La France se positionne dans la moyenne européenne, bien que l’on y observe un écart très marqué entre femmes et hommes sur la perception de sa propre sécurité physique.

Auteurs :

Esther Raineau-Rispal, assistante de recherche à l’Observatoire du Bien-Être du CEPREMAP
Mathieu Perona, directeur exécutif de l’Observatoire du Bien-être du Cepremap

Introduction

Insécurité et criminalité

Le sentiment d’insécurité est un phénomène cyclique en France. Après avoir atteint un pic en 2002, où près d’un enquêté sur deux listait la violence et l’insécurité parmi les deux préoccupations majeures1, ce sentiment a reflué jusqu’en 2009, pour repartir à la hausse en particulier depuis 2015 et les attentats. En janvier 2018, cette proportion s’établissait à 37%, soit plus d’un enquêté sur trois très préoccupé par ce sujet.

S’il est évident que le sentiment d’insécurité contribue au mal-être de ceux qui le ressentent, il faut être attentif au fait que ce sentiment repose implicitement sur l’évaluation du risque d’un événement rare. Or, nous commettons fréquemment des erreurs dans ce type d’évaluation, tant du fait d’une mauvaise information (peu de gens vont chercher à connaître le taux de criminalité mesuré dans leur quartier) que de biais dans notre traitement de cette information2. Il peut donc y avoir un écart significatif entre l’insécurité physique, représenté par le risque effectif d’une atteinte aux biens et aux personnes, et le sentiment d’insécurité, fondé sur une perception biaisée de ce risque.

Les données

Nous tirons les mesures objectives de la sécurité physique des données regroupées de l’étude Crime and Criminal Justice Statistics (Eurostat).

Pour les éléments subjectifs, le sentiment d’insécurité, nous mobilisons l’enquête European Union Statistics on Income and Living Conditions (EU SILC), également produite par Eurostat, et la plate-forme « Bien-être » de l’Enquête mensuelle de conjoncture auprès des ménages (CAMME), plate-forme financée par le CEPREMAP. Les jeux de données d’Eurostat ont comme avantage de permettre une comparaison européenne, afin de contextualiser ces faits stylisés.
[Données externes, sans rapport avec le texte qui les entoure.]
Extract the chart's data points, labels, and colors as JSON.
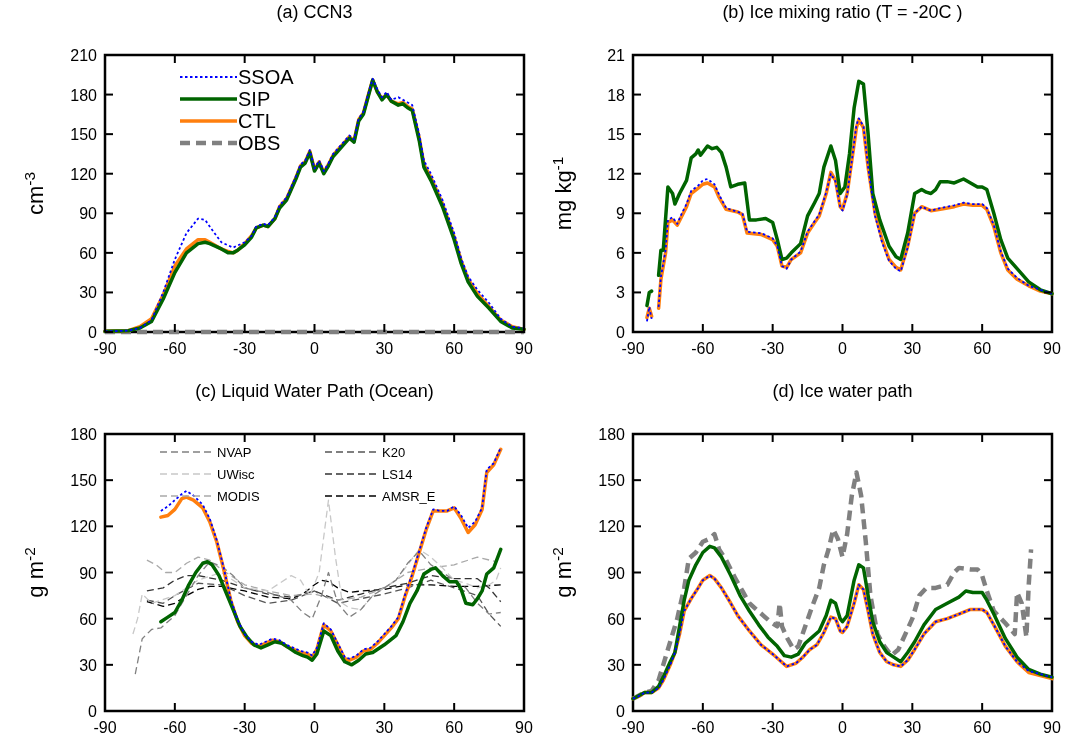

La sécurité physique en France

Les chiffres de la criminalité

Que savons-nous de la criminalité en France ? La statistique publique regroupe les crimes en cinq grandes catégories : les homicides, les coups et blessures, les viols et agressions sexuelles, les vols avec violence et les cambriolages. Cette dernière catégorie devance très largement les autres en France et apparaît en légère augmentation depuis 2007 (Figure 1, haut). C’est le cas pour les coups et blessures volontaires, mais pas pour les autres sortes de crimes, qui semblent plutôt stables dans le temps, voire en baisse. De façon flagrante, les homicides sont beaucoup moins fréquents que les autres crimes, restant aux alentours de 1 000 occurrences par an (Figure 1, bas). La tendance est à la baisse depuis la fin des années 1990, avec un pic notable en 2015 du fait des attentats terroristes à Paris.

Figure 1 : Évolution temporelle de la criminalité

Nonobstant l’augmentation récente, il faut noter que les crimes demeurent un phénomène rare. Avec 250 000 cas de coups et blessures volontaires, un Français a une probabilité inférieure à 0,4 % d’être victime de ce type de crime dans l’année. Un chiffre à comparer avec les 626 000 accidents du travail ayant, en 2016, donné lieu à un arrêt de travail3. De même, les 800 à 1 000 homicides annuels peuvent être rapportés au près de 3 500 décès liés aux accidents de la route en 20174. Ces éléments ne corroborent donc pas l’idée d’une augmentation importante du risque posé par la criminalité en France.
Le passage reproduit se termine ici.